Brazil’s suspended president, Dilma Rousseff, has officially been removed from office after 61 of 81 senators voted for her impeachment on August 31.
While the end of the governance uncertainty that has plagued Brazil for a year will be welcomed by markets, economic improvement won’t be straightforward.
Now that President Michel Temer is no longer just an interim president, he faces the difficult task of passing unpopular reform to lead the country out of its worst recession in a decade: IHS expects the economy to contract by 3.1% this year; inflation is currently around 12%; and the fiscal deficit stands at around 10% of GDP.
“Temer has a very good relationship with business groups and the Brazilian media who welcome his pro-business stance and in the short term, there will probably be a positive reaction by the market, but our view is that in spite of this, he will have an uphill battle,” Carlos Cardenas, IHS Markit head of Latin America country risk analysis and forecasting, tells GTR.
He explains that the new president only has a very short time to pass crucial reforms: the congressional session ends in December, and political parties will be distracted by municipal elections taking place in October, with various campaign influencing decisions in Congress.

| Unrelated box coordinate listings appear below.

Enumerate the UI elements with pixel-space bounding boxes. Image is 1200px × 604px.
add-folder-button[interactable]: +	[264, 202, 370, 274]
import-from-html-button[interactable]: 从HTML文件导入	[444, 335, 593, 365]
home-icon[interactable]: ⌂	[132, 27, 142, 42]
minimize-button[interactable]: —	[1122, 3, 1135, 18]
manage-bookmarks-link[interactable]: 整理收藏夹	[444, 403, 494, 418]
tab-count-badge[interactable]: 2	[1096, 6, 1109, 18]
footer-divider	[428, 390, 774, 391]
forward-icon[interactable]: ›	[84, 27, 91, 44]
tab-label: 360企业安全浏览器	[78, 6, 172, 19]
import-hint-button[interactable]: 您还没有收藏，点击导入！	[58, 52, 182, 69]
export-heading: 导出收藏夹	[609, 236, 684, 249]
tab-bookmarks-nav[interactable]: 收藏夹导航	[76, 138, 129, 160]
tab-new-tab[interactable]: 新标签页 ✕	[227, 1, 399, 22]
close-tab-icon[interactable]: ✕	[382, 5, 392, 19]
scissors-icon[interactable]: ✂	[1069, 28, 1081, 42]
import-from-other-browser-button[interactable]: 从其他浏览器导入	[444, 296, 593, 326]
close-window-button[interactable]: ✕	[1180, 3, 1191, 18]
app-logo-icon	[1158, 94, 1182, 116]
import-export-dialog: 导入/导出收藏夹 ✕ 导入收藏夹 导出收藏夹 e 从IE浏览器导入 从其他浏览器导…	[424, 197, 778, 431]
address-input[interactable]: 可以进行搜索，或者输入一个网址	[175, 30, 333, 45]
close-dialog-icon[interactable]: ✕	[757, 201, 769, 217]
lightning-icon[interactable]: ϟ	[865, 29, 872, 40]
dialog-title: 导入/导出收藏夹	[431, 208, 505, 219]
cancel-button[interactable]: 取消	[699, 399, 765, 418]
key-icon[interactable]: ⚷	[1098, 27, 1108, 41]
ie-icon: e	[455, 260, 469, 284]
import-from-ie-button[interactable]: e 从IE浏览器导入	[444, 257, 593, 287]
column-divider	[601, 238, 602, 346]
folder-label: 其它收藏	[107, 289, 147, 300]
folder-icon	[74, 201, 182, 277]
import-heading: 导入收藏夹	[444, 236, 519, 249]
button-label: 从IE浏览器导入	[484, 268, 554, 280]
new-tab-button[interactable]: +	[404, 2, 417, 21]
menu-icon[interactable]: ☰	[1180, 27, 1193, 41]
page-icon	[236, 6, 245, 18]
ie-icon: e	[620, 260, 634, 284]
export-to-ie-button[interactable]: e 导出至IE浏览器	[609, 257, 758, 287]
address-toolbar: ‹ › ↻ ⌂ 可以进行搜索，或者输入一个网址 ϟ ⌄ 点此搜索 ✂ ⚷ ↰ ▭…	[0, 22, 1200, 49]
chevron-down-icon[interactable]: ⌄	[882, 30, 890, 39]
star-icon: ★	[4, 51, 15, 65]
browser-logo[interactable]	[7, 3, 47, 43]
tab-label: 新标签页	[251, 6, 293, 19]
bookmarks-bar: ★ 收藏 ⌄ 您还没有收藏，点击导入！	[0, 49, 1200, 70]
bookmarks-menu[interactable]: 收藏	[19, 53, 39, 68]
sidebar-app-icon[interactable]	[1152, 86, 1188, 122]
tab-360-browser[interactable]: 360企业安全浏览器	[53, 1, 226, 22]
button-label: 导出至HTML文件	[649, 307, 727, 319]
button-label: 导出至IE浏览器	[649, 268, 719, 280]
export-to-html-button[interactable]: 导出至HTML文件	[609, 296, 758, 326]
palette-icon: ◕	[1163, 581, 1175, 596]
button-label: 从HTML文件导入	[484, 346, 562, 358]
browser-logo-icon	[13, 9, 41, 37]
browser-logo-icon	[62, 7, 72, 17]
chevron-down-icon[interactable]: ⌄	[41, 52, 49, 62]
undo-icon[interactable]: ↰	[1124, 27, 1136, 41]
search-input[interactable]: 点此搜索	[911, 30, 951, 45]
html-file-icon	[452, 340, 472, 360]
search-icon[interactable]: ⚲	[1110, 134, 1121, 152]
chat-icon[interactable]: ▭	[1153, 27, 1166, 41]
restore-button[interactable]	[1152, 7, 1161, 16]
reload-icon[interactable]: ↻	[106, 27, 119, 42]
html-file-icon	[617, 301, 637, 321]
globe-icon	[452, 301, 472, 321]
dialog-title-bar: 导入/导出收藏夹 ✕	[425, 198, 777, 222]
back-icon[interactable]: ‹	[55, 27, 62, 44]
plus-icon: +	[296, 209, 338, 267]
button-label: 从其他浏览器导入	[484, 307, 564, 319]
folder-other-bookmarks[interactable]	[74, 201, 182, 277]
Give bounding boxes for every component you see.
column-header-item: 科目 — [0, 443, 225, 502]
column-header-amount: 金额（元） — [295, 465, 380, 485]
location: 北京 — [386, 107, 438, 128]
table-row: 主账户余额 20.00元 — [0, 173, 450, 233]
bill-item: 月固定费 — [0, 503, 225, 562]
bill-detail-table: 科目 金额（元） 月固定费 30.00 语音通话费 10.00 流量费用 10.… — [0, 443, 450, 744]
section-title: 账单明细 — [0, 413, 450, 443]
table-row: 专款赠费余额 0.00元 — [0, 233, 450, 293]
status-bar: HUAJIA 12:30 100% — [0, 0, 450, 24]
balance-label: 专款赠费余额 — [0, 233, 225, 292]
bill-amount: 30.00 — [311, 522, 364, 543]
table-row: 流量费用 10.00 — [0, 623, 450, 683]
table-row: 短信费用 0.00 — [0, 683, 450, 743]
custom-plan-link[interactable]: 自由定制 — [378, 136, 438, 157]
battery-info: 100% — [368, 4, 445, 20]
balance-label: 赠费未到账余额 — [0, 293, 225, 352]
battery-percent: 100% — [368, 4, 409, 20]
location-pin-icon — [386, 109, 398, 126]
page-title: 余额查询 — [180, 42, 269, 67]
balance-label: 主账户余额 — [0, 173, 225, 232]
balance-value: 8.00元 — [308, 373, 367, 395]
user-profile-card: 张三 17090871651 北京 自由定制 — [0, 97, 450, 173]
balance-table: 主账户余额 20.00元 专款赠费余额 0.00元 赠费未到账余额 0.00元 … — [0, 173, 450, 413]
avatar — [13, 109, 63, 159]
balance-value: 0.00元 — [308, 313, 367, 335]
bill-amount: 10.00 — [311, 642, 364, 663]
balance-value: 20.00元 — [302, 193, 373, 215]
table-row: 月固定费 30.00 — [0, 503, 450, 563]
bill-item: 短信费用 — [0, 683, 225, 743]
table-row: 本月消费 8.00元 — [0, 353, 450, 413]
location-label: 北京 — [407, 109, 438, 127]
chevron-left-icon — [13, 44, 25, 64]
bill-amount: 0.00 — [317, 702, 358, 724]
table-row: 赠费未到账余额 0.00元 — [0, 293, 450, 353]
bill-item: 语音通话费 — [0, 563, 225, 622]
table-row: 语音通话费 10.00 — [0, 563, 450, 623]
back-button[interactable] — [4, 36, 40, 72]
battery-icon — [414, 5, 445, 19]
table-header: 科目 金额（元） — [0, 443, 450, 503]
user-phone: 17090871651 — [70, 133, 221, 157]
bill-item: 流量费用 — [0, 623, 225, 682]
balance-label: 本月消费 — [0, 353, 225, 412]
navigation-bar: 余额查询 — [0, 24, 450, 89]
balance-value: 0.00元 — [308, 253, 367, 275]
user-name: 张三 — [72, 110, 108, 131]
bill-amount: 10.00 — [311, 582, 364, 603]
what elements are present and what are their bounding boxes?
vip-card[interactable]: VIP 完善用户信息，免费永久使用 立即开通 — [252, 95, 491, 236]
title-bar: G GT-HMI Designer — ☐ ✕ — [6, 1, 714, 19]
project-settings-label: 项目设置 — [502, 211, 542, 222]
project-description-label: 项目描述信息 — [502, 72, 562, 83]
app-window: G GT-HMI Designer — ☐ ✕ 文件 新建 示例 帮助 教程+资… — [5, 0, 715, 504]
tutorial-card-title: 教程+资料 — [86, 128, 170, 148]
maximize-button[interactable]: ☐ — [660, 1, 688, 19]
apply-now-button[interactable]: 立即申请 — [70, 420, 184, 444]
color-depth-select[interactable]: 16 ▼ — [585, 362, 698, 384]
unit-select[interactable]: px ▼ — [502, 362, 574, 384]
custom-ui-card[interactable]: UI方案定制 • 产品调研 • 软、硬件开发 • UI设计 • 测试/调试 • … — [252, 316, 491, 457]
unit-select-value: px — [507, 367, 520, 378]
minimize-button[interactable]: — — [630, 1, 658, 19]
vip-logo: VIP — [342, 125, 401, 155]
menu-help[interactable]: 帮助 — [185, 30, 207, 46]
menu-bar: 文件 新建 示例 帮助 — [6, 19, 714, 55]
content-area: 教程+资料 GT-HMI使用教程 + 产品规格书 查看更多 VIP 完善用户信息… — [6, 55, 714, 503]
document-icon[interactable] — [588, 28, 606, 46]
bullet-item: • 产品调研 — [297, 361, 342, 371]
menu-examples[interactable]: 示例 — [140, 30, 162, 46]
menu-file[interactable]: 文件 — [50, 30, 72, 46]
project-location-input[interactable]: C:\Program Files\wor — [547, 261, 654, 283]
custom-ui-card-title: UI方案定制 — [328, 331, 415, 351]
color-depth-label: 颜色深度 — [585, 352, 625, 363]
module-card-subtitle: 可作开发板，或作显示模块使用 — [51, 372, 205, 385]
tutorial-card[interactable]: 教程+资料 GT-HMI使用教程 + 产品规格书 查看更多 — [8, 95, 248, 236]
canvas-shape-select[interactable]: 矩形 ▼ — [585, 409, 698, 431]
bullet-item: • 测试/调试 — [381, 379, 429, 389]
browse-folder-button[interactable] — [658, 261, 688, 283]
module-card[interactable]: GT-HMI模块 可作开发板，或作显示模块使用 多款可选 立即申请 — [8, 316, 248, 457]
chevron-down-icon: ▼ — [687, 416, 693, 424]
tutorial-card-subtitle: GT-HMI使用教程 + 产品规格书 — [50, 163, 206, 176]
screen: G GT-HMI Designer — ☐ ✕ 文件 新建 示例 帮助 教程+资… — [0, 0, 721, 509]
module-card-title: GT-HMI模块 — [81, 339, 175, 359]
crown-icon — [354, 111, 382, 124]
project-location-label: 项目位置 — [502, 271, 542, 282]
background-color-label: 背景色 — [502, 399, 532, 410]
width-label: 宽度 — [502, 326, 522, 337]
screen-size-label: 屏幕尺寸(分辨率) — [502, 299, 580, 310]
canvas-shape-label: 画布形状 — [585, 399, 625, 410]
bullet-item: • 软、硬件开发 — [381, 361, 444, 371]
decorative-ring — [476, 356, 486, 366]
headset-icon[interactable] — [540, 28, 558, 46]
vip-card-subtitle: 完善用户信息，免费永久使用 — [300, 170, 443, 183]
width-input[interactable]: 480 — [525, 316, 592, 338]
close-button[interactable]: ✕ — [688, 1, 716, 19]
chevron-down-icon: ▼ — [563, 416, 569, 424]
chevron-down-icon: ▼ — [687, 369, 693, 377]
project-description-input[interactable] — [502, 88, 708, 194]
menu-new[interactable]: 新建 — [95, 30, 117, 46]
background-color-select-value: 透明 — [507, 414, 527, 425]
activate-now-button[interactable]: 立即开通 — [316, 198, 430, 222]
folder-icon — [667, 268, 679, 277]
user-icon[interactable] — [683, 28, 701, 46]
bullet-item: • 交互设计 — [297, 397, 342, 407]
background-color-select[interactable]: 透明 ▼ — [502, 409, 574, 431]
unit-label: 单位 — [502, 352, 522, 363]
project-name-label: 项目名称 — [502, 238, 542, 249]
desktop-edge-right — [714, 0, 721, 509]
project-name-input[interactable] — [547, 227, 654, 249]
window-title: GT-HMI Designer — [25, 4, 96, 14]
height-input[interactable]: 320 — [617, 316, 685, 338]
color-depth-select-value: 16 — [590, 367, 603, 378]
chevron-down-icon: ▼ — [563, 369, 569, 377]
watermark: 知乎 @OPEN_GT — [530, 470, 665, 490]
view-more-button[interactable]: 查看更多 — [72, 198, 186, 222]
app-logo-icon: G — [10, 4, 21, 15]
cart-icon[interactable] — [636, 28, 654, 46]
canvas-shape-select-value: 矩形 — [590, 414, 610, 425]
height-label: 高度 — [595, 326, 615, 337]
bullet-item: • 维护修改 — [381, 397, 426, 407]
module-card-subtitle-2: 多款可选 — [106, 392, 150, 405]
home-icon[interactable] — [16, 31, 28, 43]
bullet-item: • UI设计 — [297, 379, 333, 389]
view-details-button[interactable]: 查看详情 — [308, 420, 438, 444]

After that, Congress will resume activities in February – a famously unproductive month because of Carnival – and campaigning for the 2018 presidential election is set to start by mid-2017.
“He will need to seize the opportunities presented to him, to try to shape measures to fix the economy as soon as possible. If he doesn’t do this by the end of 2016, it is very unlikely that he will effectively manage to fix the urgent economic problems, because everything will be hijacked by the presidential election in 2018,” Cardenas adds.
With these time constraints in mind, he believes Temer is likely to focus on the urgent need to get the fiscal deficit under control, by generating investment.
“It is very likely that he will push in the short term for the privatisation of certain assets – they have made efforts to privatise at least four airports, they have announced plans to possibly privatise electricity distribution, and also sell some of the participation that Petrobras has had in certain projects,” he says.
Besides the issue of convincing domestic and foreign investors to bank on Brazil after over a year of Car Wash (Lava Jato) news headlines, Temer will also face resistance from unions, who still support Rousseff’s workers’ party (PT).
“Temer and his team are promising the removal of legislation that grants Petrobras monopoly on the development of oil fields. This bill is currently awaiting approval in congress, but this something that unions strongly oppose. At the same time, the unions oppose existing plans, which are welcomed by the power sector, to potentially remove local content requirements. If Temer moves ahead with his plans, he will also face strikes and opposition from unions,” Cardenas says.
Temer has also hinted at the potential to increase taxes and review pensions, but in a recession environment, the passing of such reforms seems very far-fetched.
Finally, no one is forgetting that Temer has been named in the Lava Jato investigation as having received illegal funding for his 2014 electoral campaign, though he has denied any wrongdoing.
“Our assessment is that the Supreme Electoral Court (TSE) will not act immediately on the allegations and will possibly let the issue drag through 2017. Even with the electoral charges against Temer on the table, he can appeal, while legally being able to serve as president,” Cardenas adds, pointing out that the current president of the TSE, Gilmar Mendes, is widely regarded as an open critic of Rousseff and her PT, and therefore likely to be flexible with Temer.